An unexploded grenade has also been found at the scene where the
mayor was shot, Mikhail Dobkin has told local media.
“At the spot where he fell, a grenade without a pin was found,” he said, as cited by ITAR-TASS news agency. “By a lucky chance, it did not explode.”
A mayor of Kharkov since March 2010, Kernes had been a strong supporter of President Viktor Yanukovich right till his ouster in February. Since then he supported the new Ukrainian authorities and kept his position.
The shooting comes a day after ultranationalists clashed with anti-government protesters in the city, leaving 14 people injured.
Meanwhile, Ukrainian presidential candidate Oleg Tsarev condemned the attack on the Kharkov mayor. He said that despite his and Kernes’ political rivalry, the attack outraged him.
“Shooting at the politicians is wrong. Once again it shows that it is impossible to hold presidential elections until we reach consensus and civil peace,” he added.
Kharkov mayor and Party of Regions member Gennady Kernes was born June 27, 1959, in Kharkov, then in the Ukrainian SSR. He is a lawyer and manager by profession.
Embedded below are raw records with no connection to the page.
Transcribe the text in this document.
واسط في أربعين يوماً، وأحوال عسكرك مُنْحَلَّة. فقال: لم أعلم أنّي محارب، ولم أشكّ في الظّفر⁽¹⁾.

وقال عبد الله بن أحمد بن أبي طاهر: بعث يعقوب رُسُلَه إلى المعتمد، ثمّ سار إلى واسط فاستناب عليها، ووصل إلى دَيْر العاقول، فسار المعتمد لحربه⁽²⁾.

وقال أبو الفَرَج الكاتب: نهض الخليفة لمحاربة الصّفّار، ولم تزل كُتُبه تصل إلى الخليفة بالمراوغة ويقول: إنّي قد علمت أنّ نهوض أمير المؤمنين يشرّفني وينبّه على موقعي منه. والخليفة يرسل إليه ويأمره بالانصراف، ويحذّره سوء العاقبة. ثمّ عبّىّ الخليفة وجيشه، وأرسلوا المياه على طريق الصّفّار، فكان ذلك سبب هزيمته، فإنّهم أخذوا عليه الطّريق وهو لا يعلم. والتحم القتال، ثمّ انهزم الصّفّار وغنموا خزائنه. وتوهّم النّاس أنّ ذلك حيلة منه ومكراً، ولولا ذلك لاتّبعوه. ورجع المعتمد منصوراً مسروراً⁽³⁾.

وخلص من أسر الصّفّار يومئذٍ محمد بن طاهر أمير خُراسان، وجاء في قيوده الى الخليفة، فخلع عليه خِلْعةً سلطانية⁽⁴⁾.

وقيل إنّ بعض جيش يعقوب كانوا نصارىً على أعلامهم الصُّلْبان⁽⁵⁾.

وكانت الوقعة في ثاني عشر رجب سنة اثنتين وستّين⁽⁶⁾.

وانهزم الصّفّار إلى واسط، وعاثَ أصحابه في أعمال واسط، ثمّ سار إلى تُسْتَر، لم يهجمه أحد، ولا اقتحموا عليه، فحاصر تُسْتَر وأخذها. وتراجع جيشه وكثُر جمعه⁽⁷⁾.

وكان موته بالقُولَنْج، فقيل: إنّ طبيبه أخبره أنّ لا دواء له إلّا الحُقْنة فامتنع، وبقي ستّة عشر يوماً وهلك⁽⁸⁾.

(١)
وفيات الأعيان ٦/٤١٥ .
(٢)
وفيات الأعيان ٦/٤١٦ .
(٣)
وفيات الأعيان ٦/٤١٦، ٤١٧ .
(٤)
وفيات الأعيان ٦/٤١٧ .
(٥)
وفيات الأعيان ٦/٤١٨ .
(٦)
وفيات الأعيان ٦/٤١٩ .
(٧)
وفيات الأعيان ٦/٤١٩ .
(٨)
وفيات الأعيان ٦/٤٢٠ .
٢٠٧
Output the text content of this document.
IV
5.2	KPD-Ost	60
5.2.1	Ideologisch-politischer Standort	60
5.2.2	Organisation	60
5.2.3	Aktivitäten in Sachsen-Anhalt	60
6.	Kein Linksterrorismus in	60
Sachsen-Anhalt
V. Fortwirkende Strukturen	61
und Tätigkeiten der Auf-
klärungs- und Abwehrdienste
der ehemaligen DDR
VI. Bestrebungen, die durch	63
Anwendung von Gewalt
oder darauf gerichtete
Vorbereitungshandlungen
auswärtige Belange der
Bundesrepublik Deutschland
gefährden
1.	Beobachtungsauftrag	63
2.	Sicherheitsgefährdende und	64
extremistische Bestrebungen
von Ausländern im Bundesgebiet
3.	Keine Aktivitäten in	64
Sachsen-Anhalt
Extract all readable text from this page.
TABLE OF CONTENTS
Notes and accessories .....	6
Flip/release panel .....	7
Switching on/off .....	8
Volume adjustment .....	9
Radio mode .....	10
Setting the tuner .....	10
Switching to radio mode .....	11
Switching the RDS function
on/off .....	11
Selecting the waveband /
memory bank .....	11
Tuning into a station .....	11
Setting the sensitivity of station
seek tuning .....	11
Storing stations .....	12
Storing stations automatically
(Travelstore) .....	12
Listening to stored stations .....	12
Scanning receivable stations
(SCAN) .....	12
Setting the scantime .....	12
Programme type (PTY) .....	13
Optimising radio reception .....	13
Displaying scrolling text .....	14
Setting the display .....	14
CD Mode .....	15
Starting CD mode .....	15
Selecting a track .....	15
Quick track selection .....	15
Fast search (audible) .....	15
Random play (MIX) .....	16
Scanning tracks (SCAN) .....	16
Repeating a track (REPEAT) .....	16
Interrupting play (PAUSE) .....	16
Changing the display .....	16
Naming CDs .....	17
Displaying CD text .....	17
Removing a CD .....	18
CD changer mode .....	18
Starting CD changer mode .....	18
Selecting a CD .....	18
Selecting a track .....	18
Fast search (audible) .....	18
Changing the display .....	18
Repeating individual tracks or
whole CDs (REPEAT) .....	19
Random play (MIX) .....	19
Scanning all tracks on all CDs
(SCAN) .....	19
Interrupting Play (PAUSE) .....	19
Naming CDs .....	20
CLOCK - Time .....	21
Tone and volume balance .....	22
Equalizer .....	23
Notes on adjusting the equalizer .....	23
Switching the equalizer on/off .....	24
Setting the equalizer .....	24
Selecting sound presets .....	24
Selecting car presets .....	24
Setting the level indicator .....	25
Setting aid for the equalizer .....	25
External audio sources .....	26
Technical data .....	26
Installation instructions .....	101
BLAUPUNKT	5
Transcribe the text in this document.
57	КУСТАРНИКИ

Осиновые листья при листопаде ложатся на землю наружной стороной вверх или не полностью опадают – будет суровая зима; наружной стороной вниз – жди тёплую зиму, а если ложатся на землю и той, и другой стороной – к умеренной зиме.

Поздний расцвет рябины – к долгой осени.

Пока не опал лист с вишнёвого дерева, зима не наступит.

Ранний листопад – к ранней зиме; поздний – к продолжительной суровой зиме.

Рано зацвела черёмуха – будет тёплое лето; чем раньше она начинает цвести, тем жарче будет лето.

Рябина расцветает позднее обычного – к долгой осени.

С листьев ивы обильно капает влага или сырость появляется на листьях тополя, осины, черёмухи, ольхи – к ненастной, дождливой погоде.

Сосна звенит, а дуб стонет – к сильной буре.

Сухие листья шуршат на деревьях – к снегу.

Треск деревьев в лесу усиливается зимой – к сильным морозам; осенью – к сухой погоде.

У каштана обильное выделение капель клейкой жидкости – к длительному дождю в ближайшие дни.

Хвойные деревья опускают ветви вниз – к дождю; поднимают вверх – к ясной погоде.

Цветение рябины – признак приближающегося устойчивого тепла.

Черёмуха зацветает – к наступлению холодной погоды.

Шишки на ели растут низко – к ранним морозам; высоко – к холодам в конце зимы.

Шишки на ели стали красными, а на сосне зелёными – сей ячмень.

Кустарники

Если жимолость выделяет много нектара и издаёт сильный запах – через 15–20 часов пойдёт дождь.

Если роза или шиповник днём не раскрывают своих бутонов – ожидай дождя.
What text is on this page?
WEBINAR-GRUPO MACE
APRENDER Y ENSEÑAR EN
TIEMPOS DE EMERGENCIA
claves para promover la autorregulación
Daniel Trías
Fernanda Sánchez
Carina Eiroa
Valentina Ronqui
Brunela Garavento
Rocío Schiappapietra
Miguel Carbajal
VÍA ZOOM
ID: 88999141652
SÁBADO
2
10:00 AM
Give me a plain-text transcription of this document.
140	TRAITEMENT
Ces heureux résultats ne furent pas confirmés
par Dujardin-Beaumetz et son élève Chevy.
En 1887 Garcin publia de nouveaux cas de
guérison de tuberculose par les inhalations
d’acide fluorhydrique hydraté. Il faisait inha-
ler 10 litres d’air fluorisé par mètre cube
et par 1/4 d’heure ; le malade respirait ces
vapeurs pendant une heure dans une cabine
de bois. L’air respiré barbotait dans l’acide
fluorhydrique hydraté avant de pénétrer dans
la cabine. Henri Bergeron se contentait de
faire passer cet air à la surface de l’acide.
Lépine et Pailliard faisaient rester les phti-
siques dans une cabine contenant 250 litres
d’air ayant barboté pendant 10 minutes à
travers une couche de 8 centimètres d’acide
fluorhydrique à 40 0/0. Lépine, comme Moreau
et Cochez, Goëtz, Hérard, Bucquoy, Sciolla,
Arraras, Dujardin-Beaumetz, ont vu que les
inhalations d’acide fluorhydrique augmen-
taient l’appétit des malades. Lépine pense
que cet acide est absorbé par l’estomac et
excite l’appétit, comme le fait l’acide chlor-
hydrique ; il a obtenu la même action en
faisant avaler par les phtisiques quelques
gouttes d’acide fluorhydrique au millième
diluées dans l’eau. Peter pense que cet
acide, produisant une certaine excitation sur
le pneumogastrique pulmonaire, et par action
A miner in the late 70s, Kernes became engaged in politics in 1998, when he ran for the Kharkov City Council.
In 2004, Kernes was an enthusiastic supporter of the Orange Revolution. Political alliances secured him the mayor’s post on October 31, 2010, after Mikhail Dobkin had become head of the regional state administration. The results, which were overwhelmingly in his favor again, were controversial and came under suspicion from critics. During his tenure as mayor, he has become well known among locals for his far-reaching city reforms and his contributions to development and charitable causes.
However, Kernes’s past is also entangled with Ukraine’s underworld – among other things, he was allegedly the boss of his own criminal organization, which gained notoriety in the region. He was also convicted of theft and fraud.
Since the February 2014 coup in Ukraine, he has been accused of fomenting separatism. In January, he gave himself a controversial 25 percent pay rise.
Kernes was awarded many political honors in his time. He is a father of three children. His hobbies, among other things, include actively promoting and leading a healthy lifestyle.
Thousands of anti-government demonstrations have swept eastern Ukraine since March, with administration buildings being seized in several cities, including Kharkov, the largest city.
At the beginning of March some 111 people were injured in clashes between anti-government protesters and radical nationalists in the city after the radical groups then seized the administration building. Commenting on the incident, Mayor Kernes said they were ultra nationalist elements “who hid their faces behind masks and had weapons, including automatic ones,” adding that “it turned out that these men came from western Ukraine – from Lvov, Ivano-Frankovsk.”